To the extent Lux objects to plaintiff’s use of the term “supervising doctor,” the issue of Dr. Lux’s role as a supervising physician was addressed in the Court’s February Order. (See February Order at 10, n. 5). Lux’s remaining objections are overruled and Lux must respond to this Interrogatory.
CONCLUSION
Plaintiff’s Motion to Compel (Docket No. 108) is granted in part and denied in part as set forth above. No later than April 23, 2014, defendants WVDC, Joseph Florin and Pamela Lux shall produce all documents and interrogatory responses as detailed above. To the extent any of these defendants withholds any documents or information based on a claim of privilege, a detailed privilege log containing each withheld document must be provided along with its production. See The Rutter Group, California Practice Guide, Federal Civil Procedure Before Trial, Form 11:A (Privilege Log). All responses must be verified pursuant to Fed.R.Civ.P. 33(b)(3). To the extent defendants seek to produce any documents or information pursuant to a protective order, defendants may submit a draft protective order for the Court’s consideration no later than April 16, 2014.
The Court sua sponte extends the time for plaintiff to file his opposition to defendants’ summary judgment motion to no later than May 7, 2014. Defendants’ reply is due no later than June 6, 2014.
It is so ordered.

Footnotes

In her Responses to Interrogatories (Sets 2 and 3), and Responses to Requests for Production (Set 2), Lux has renumbered the responses, indicating in parentheses the numbering by which plaintiff labeled each discovery request. (See, e.g., Motion, Ex. 16 at 2). The Court utilizes plaintiff’s numbering for purposes of this Order.
In addition to a December 2, 2013, Proof of Service (Motion, Ex. 2), plaintiff includes two additional proofs of service for a subsequent subpoena on December 30, 2013, and a letter of meet and confer on January 12, 2014, and indicates that he “received no response” to either. (See Motion at 3-4; Motion, Ex. 4, 5). Plaintiff states that he sent a “third subpoena which was a duplicate of the second” via “certified mail” to ARMC and “County Counsel” on January 27, 2014. (See Motion at 3-4; Motion, Ex. 6).
Although WVDC indicates in its Opposition that it “does not have a[n] [October 18, 2010] request,” the Court observes that, in its opposition to Interrogatory No. 18, defendant wrote that “the only request defendant has with the language cited by plaintiff contains a date of [October 18, 2010].” (Compare Opposition at 5 with Opposition at 4).
In his Response, plaintiff addresses this error, writing that he “was suffering from severe chest pain when breathing when he wrote the [Health Services Request Form (“Request Form”),] and mistakenly wrote the wrong month.” He asserts that other markings on the Request Form, included as Exhibit 5 in his Response, confirm that the Request Form was actually submitted in November. (Response at 10-11; see also Response at 13-14, 19-22; Response, Ex. 5).

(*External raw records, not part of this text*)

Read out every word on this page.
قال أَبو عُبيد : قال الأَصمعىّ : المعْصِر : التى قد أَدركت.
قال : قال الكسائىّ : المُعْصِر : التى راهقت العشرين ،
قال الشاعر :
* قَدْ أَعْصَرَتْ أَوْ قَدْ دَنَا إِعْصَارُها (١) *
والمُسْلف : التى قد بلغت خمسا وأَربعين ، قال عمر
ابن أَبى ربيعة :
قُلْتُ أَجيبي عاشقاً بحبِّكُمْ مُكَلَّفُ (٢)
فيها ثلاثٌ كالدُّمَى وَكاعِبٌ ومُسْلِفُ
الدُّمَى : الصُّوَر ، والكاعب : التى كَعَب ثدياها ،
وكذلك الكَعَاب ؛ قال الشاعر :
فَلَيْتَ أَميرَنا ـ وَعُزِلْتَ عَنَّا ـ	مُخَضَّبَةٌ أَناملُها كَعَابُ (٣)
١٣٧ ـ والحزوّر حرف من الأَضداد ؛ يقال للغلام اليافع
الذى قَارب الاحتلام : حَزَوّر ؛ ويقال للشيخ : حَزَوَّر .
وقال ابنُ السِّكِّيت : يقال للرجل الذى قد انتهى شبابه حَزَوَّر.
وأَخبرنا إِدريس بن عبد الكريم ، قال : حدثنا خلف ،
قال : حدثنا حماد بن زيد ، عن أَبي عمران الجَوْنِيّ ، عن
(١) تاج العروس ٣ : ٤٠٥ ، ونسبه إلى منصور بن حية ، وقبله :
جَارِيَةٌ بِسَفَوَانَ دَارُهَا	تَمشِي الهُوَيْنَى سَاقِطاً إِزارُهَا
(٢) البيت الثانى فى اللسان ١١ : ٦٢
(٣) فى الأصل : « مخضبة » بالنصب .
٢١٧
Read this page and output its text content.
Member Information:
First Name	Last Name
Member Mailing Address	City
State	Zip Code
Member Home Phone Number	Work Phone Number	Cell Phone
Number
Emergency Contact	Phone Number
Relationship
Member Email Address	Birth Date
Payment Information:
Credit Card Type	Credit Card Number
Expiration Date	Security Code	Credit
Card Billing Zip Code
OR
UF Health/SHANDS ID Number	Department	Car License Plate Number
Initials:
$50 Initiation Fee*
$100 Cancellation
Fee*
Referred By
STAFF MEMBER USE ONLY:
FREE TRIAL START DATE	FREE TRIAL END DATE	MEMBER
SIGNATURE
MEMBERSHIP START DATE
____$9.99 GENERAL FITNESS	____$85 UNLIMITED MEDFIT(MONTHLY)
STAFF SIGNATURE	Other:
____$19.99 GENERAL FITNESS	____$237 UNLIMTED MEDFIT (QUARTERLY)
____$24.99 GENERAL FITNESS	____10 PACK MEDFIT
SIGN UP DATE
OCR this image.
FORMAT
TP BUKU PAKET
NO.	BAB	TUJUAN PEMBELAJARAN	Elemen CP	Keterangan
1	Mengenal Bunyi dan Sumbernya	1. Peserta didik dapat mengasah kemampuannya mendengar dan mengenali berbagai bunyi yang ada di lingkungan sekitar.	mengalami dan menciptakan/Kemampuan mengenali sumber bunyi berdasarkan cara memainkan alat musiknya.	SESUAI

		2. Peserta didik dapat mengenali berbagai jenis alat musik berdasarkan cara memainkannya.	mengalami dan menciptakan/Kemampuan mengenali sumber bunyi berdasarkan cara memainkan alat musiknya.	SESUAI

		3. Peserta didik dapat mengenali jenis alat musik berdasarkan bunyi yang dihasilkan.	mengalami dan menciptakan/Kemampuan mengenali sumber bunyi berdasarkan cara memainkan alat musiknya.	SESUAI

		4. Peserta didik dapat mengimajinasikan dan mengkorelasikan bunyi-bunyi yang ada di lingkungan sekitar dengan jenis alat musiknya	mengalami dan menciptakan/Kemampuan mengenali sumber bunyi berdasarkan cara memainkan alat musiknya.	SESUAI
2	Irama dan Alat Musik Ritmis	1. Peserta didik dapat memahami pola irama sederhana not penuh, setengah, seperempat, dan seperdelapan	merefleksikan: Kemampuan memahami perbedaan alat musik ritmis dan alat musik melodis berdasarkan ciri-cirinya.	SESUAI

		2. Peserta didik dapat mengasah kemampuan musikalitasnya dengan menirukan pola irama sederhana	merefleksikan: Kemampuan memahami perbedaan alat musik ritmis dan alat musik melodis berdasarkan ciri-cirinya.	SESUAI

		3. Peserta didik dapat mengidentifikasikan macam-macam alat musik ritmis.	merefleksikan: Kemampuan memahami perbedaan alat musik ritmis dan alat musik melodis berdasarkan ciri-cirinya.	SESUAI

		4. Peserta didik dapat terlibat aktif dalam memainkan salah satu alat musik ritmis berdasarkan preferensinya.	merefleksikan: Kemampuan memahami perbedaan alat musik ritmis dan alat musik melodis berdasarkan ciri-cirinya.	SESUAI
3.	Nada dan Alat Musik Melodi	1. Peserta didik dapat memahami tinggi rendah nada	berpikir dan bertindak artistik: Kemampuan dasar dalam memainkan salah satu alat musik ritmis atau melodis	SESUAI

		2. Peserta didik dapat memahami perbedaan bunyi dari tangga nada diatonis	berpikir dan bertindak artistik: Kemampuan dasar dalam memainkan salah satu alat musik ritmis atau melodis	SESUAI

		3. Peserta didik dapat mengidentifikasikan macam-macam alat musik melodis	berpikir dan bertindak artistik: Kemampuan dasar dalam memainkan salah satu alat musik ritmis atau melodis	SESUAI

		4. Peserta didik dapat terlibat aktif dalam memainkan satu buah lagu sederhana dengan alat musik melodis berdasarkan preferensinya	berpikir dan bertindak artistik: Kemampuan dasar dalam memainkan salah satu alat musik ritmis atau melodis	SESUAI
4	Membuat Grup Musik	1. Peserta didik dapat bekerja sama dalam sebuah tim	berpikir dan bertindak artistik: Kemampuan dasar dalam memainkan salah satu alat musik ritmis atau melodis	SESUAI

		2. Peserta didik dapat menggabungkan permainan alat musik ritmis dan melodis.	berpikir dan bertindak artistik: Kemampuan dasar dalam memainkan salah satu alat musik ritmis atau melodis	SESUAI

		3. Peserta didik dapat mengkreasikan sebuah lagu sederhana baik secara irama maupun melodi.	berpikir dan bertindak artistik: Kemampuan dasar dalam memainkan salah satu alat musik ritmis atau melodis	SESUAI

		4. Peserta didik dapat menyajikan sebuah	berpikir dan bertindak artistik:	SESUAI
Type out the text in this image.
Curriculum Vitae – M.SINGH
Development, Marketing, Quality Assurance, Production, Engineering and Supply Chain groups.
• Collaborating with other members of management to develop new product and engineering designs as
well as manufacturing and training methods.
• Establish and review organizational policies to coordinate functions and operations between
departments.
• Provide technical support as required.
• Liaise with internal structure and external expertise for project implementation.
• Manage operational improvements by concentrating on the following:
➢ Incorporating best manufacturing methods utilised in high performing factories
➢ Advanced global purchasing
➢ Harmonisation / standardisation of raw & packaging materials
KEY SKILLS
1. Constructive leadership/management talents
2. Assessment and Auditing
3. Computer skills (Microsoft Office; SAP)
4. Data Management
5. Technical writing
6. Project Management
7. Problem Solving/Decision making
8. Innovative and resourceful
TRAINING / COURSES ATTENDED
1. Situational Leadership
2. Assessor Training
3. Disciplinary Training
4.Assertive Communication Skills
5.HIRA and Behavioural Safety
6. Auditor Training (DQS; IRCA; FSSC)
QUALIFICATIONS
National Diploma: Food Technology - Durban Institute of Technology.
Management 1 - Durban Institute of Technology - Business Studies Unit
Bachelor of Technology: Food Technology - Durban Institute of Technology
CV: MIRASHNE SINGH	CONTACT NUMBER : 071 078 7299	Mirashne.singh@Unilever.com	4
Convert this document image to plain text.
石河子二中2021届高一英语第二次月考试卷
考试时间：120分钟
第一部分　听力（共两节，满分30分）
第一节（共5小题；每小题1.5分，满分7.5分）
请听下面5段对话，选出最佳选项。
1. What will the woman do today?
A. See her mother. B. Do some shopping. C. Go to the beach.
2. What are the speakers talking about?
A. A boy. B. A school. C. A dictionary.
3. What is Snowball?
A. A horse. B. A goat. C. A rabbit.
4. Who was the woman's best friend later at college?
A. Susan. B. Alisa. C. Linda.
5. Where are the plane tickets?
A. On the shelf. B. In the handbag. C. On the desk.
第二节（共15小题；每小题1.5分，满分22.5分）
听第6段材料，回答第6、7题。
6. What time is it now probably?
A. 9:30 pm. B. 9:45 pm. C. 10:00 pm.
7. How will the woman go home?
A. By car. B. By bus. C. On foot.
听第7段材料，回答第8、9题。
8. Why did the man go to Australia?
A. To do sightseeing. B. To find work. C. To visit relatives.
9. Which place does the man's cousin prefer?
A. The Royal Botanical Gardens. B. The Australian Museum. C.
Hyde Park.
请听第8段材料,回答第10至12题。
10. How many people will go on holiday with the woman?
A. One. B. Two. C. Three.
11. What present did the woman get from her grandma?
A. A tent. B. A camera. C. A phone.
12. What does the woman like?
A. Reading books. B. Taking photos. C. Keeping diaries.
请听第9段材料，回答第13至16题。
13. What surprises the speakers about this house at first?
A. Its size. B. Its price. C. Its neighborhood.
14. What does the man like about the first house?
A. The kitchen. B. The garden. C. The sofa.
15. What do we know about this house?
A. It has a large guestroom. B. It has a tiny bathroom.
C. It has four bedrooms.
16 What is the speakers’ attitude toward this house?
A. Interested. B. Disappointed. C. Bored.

Plaintiff includes, as Exhibits 13 and 14 to his Response, the exhibits labeled “9” and “10” in his Request. (See Response at 34; Response Exs. 13, 14).
Plaintiff includes, as Exhibits 15 and 16 to his Response, the exhibits labeled “11” and “12” in his Request. (See Response at 34; Response Exs. 13, 14).
Plaintiff cites “Medical Staff Rules and Regulations Table of Contents,” which states that “[a] procedure manual [is] available for staff use.” (Response at 41; Response, Exhibit 12).